Friday, January 10, 2014

In Which I Sound Like A Dinosaur

So D is probably the most well-read he’s been since we’ve been married. He gets a handful of public news feeds. He follows his Facebook feed, populated by well-educated friends he’s acquired throughout his life who now reside all over the globe. He twitters for his health district. He’s been interviewed on a news station about what he’s learned in Washington and lobbied in Congress. I, on the other hand, finally got myself some alone time and went out to Barnes, where I picked up a “year in review” by TIME and found out there was this major security leak, that bad stuff is happening in Syria, and learned what a hashtag and a selfie is.

I don’t currently find motherhood a naturally communal experience. We still go to BSF, where I see some mothers, and I still have occasional play-dates with friends from church, but it’s all in the setting of relative chaos, and I don’t know anyone deeply enough to have meaningful discussions about the topics I think about these days: parenting styles and how they differ. How to improve the kid’s diets or try new foods. New parenting ideas like deciding not to brag about our kids, taking them out for regular dates, or whatever else we are processing.
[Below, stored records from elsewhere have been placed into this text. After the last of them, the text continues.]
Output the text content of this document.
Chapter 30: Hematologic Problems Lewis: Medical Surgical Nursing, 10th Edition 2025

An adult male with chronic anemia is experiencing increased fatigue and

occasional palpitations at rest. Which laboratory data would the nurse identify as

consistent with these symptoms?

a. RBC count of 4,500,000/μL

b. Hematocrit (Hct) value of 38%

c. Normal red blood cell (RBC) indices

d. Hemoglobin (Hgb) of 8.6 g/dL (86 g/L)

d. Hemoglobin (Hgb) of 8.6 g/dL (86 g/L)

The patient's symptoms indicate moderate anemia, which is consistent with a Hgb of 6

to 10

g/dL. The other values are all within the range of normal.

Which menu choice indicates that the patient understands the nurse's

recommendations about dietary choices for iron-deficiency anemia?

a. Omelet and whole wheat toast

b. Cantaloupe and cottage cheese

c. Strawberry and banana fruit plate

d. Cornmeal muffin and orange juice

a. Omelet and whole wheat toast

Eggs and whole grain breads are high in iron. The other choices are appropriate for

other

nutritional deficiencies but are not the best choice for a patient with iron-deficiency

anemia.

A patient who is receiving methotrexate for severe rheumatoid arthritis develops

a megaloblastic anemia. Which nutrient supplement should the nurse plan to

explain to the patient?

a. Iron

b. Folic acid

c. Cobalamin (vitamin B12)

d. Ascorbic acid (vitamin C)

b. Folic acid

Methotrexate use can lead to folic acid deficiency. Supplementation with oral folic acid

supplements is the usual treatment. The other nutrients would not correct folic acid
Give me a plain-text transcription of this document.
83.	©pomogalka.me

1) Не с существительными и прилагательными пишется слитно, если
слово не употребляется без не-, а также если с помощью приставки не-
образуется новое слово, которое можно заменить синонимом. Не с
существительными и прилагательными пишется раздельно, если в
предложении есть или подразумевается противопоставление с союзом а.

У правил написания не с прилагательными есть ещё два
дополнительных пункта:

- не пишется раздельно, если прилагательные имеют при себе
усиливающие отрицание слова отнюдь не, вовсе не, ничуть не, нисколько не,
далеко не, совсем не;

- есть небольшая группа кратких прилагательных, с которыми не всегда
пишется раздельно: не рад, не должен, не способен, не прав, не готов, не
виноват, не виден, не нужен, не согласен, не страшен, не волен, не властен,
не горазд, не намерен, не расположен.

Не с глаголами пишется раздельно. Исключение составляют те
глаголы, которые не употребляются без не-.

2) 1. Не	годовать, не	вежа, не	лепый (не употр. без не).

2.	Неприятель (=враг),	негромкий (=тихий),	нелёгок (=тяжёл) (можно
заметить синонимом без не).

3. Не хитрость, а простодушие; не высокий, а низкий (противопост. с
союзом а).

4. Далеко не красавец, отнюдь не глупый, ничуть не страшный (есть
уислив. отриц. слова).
What we think about homosexuality. Finding friends after thirty. Toughing out ill-fitting clothes until the last ten or so pounds from the pregnancy are off. Whether it’s worth investing in the 529 college fund.

So D suggest I look into social media, since that seems to be a way a lot of folks are finding community these days. I did find a mommy blog (momastery.com) that had a great assortment of inspiring and humorous entries—sometimes it’s just great to read something and know you aren’t the only one who hates having to sing “one more” bedtime song when you’re feeling mad, or who recognizes that marriage isn’t all a cakewalk. D and I were inspired to consider blogging more.

But then I forayed more into tumblr and twitter and all that, and just got totally weirded out by how much meaningless stuff is out there, things that seem like a waste of time. And even getting into all this took the whole afternoon. As a person on the outside looking in, it seems odd how flippantly meaningful terms like “friend” and “like” are thrown around. It seems strange how a lot of social media breeds a culture of self-absorption that doesn’t seem entirely healthy.

Well, this probably all just makes me sound old. I remember when I didn’t see the point of texting, and now I text more people than I email (which is somewhat sad—I feel like we’ve lost the art of epistolary writing—or any writing at all). So who knows (though I do get chills thinking of our kids texting one day and am stubbornly keeping them from my iPad and into library books). I do enjoy this blog for what it is: not a bid to get a lot of readers or likes or pins or whatnot, but a reminder to put what I process onto paper occasionally, and a way to preserve for the future a snapshot of what our lives are like now.

1 comment:

  1. i, for one, am happy you have decided to blog more. :) and yes, just last week i was thinking back on how i used to diss texting and didn't see the point of it.